Gespräche insgesamt fallen schwer. Man spricht einfach in den Raum hinein, kann nonverbale Reaktionen nicht einmal erahnen. Gestik, Mimik und Blicke sind nicht das Mittel der Wahl. Auch kann man sich nicht abendfüllend über die wabernde Finsternis, die man vor Augen hat, unterhalten.
Dann kommt die Vorspeise.
Der Salat zeigt sich unbeeindruckt von meinem Gestocher, es zeitigt einfach keine Wirkung. Die Gabelzinken schmecken ein bissi nach Essig & Öl. Messer & Gabel fallen somit flach. Man sieht ja nix. Mit dem Esslöffel in der Rechten und mit den tastenden Fingern der Linken machte ich mich an mein Essen.

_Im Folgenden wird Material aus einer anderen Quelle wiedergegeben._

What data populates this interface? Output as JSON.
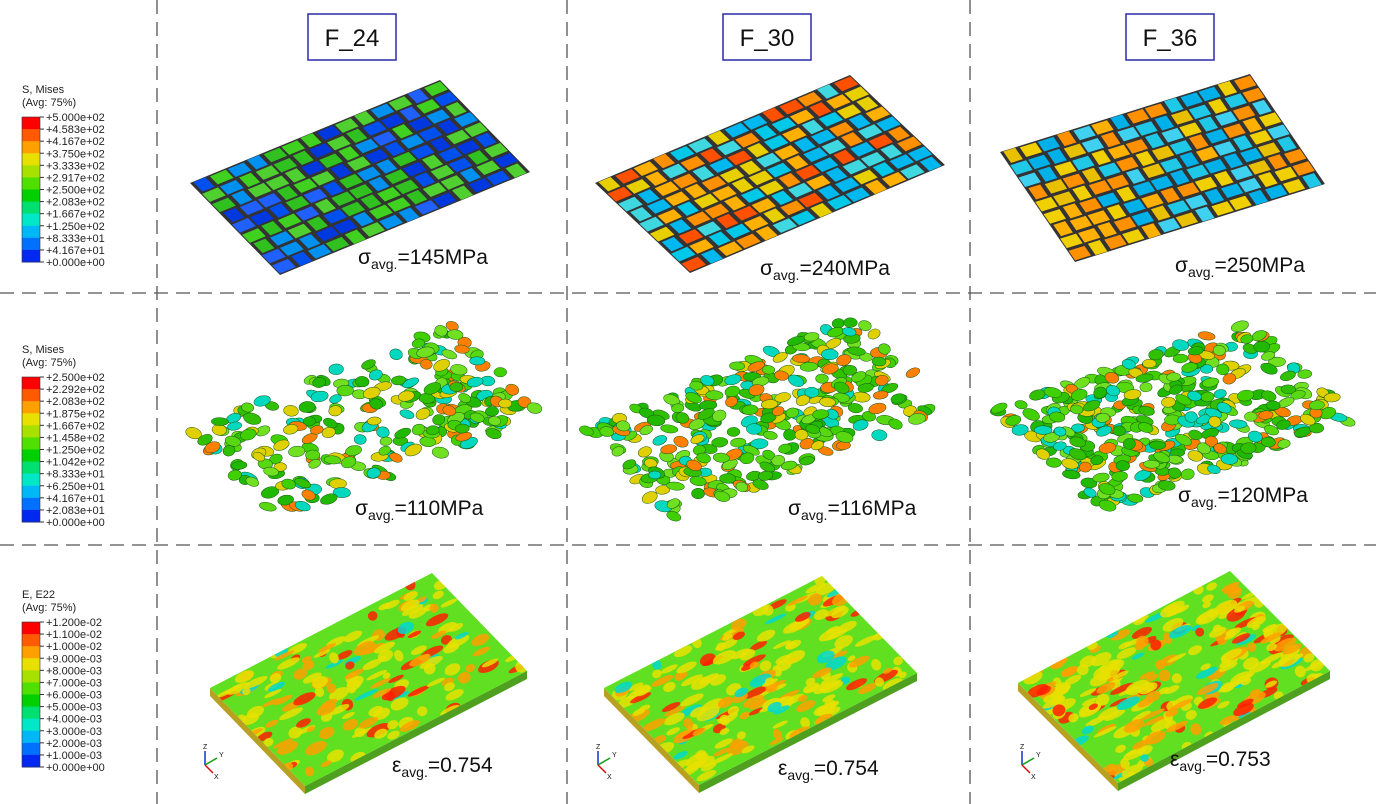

Ich hatte im Grunde seit meiner Babyzeit nichts mehr gegessen, was ich nicht vorher sehen konnte, ich musste an die Kühlschrank-Szene aus "9 1/2 Wochen" denken - aus dem Jahre 1986 (*staun*) mit Mickey Rourke und Kim Basinger.

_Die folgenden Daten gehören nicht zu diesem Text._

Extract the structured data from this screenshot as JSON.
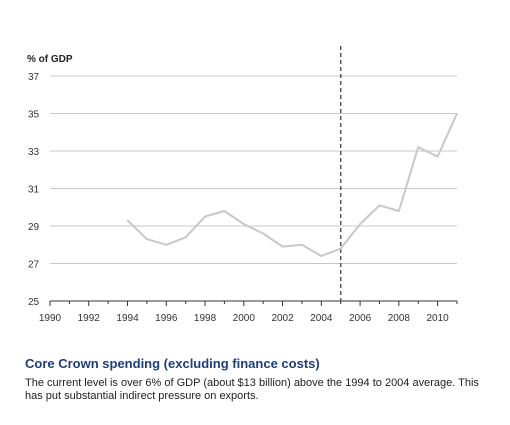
{
  "chart_data": {
    "type": "line",
    "ylabel": "% of GDP",
    "xlim": [
      1990,
      2011
    ],
    "ylim": [
      25,
      37
    ],
    "x_ticks": [
      "1990",
      "1992",
      "1994",
      "1996",
      "1998",
      "2000",
      "2002",
      "2004",
      "2006",
      "2008",
      "2010"
    ],
    "y_ticks": [
      "37",
      "35",
      "33",
      "31",
      "29",
      "27",
      "25"
    ],
    "grid": true,
    "forecast_divider_x": 2005,
    "series": [
      {
        "x": [
          1994,
          1995,
          1996,
          1997,
          1998,
          1999,
          2000,
          2001,
          2002,
          2003,
          2004,
          2005,
          2006,
          2007,
          2008,
          2009,
          2010,
          2011
        ],
        "values": [
          29.3,
          28.3,
          28.0,
          28.4,
          29.5,
          29.8,
          29.1,
          28.6,
          27.9,
          28.0,
          27.4,
          27.8,
          29.1,
          30.1,
          29.8,
          33.2,
          32.7,
          35.0
        ]
      }
    ],
    "colors": {
      "line": "#c8c8c8",
      "grid": "#c8c8c8",
      "axis": "#333333",
      "divider": "#555555"
    }
  },
  "caption": {
    "title": "Core Crown spending (excluding finance costs)",
    "body": "The current level is over 6% of GDP (about $13 billion) above the 1994 to 2004 average.  This has put substantial indirect pressure on exports."
  }
}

Kapernäpfel sind auf jeden Fall ein schockierendes Erlebnis.
Gefüllte Minipaprikas auch.
Serranoschinken mit seiner ultimativen salzigen Labbrigkeit erst recht!
Dann umfängt die Gruppe wieder die etwas schweigsame Stille der Finsternis, während an den anderen Tischen - an wie vielen auch immer - ganze Gruppen etwas zu laut und zu fröhlich miteinander scherzen.

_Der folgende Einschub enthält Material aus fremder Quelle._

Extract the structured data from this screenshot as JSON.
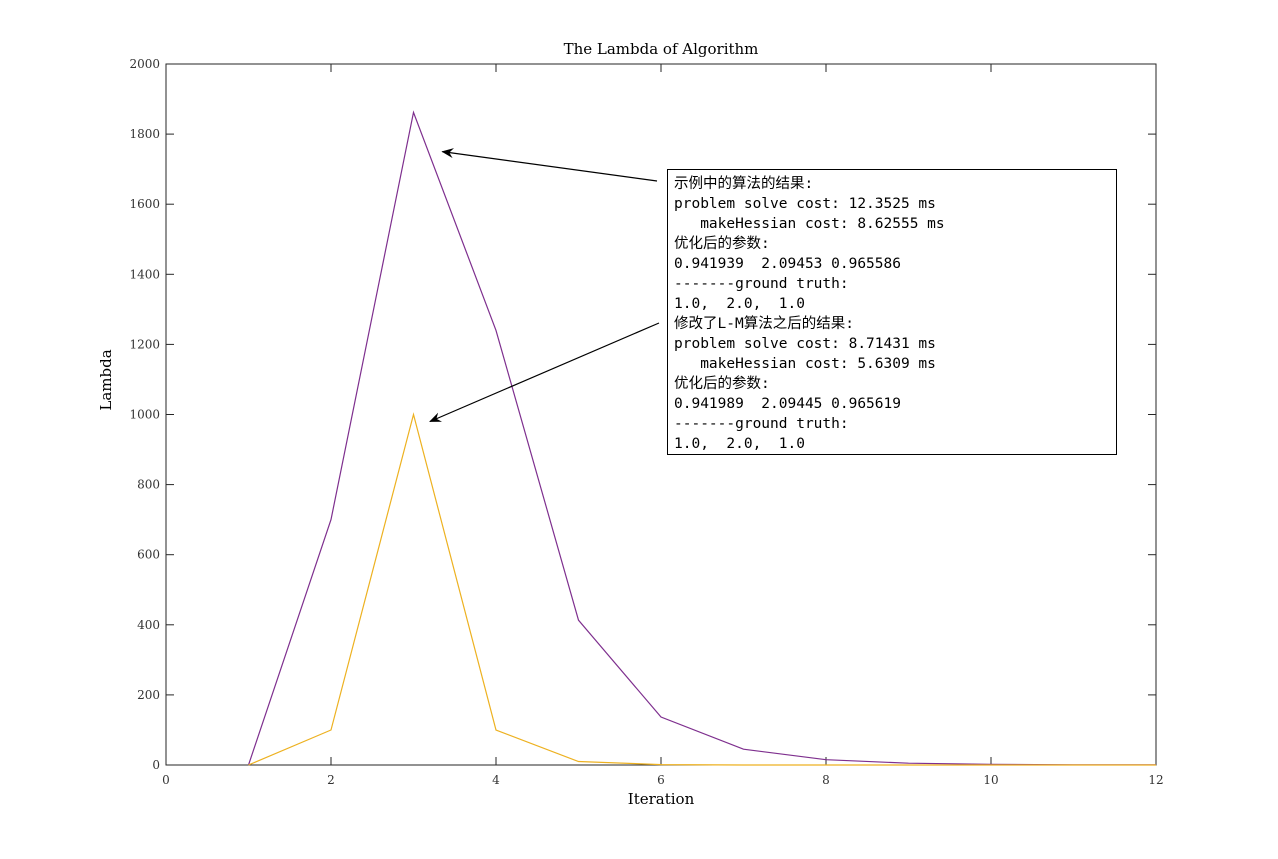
{
  "chart_data": {
    "type": "line",
    "title": "The Lambda of Algorithm",
    "xlabel": "Iteration",
    "ylabel": "Lambda",
    "xlim": [
      0,
      12
    ],
    "ylim": [
      0,
      2000
    ],
    "xticks": [
      0,
      2,
      4,
      6,
      8,
      10,
      12
    ],
    "yticks": [
      0,
      200,
      400,
      600,
      800,
      1000,
      1200,
      1400,
      1600,
      1800,
      2000
    ],
    "grid": false,
    "series": [
      {
        "color": "#7E2F8E",
        "x": [
          1,
          2,
          3,
          4,
          5,
          6,
          7,
          8,
          9,
          10,
          11,
          12
        ],
        "values": [
          0,
          700,
          1862,
          1240,
          413,
          137,
          45,
          15,
          5,
          1.7,
          0.6,
          0.2
        ]
      },
      {
        "color": "#EDB120",
        "x": [
          1,
          2,
          3,
          4,
          5,
          6,
          7,
          8,
          9,
          10,
          11,
          12
        ],
        "values": [
          0,
          100,
          1000,
          100,
          10,
          1,
          0.1,
          0.01,
          0.001,
          0.0001,
          0,
          0
        ]
      }
    ],
    "annotation": {
      "lines": [
        "示例中的算法的结果:",
        "problem solve cost: 12.3525 ms",
        "   makeHessian cost: 8.62555 ms",
        "优化后的参数:",
        "0.941939  2.09453 0.965586",
        "-------ground truth:",
        "1.0,  2.0,  1.0",
        "修改了L-M算法之后的结果:",
        "problem solve cost: 8.71431 ms",
        "   makeHessian cost: 5.6309 ms",
        "优化后的参数:",
        "0.941989  2.09445 0.965619",
        "-------ground truth:",
        "1.0,  2.0,  1.0"
      ],
      "arrows": [
        {
          "to_x": 3.35,
          "to_y": 1750
        },
        {
          "to_x": 3.2,
          "to_y": 980
        }
      ]
    }
  }
}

"Durch den freiwilligen Verzicht auf den Sehsinn werden die anderen Sinne in hohem Maße sensibilisiert und intensiviert. Sie werden sich ohne visuelle Signale orientieren und dabei ein Menü erlesener Qualität genießen können."
Hmmm.
Das Hauptgericht schmeckt sehr gut! Ich löffle mein Lammfilet, froh, dass mich dabei niemand sieht. Der Teller ist übersichtlich gefüllt, was man natürlich auch nicht sehen kann. Erst ganz zum Schluß bemerke ich, dass ich den Teller überhaupt falsch eingeschätzt und immer einen mondsichelförmigen Bereich rechts ausgespart habe. Hier gibt es noch ein undefinierbares Gemüse zu finden.
Ratespiel: "Was the f*** ist das?" - meine Sitznachbarin fütterte alle mit auf die Gabel aufgespießten gurkigen Scheibchen, eine Herausforderung, die alle insgesamt fünf Minuten in Atem hält - niemand möchte sich ein Auge ausstechen (lassen), es wird ja später wieder gebraucht. Niemand kommt dahinter, was das für ein Gemüse sein soll.
Wasserkastanie? Schierling? Knetmasse?
Danach: Gespräche über die Konsistenzen des Essens.
Nachtisch: das Eis fand ich schon nach 5 Minuten, nachdem ich etwas hilflos in den heißen Pflaumen herumgerührt hatte.
"Sie werden in der unsicht-Bar nicht Reduktion und Verzicht, sondern eine bewusste Bereicherung der Sinne erfahren."
Geht so.
Eher nö.
Doch: Als ich wieder draußen war, an der Kasse stand, und für mich alleine für das Menü plus ein (1) Mineralwasser 46,00 EUR bezahlt habe, umfing mich kurz und heftig tatsächlich Dunkelheit! Welch eine Bereicherung für die Sinne!

Fazit: Weil man nix sieht, ist ein Dunkelrestaurant theoretisch recht günstig mit grottenhässlichen Flohmarkt-Restposten von 70er-Jahre-Geschirr, psychedelischen Tischdecken, Papierservietten mit Osterdeko, Sperrmüllmobiliar und einer Schar Blinder zu betreiben, die das alles am Laufen halten - und das alles bei sensationell niedriger Stromrechnung und fulminanter Preisgestaltung.
Der Onkel macht bloß Spaß.
Aber ich glaube trotzdem nicht, dass einer von uns Vieren noch einmal da hingeht.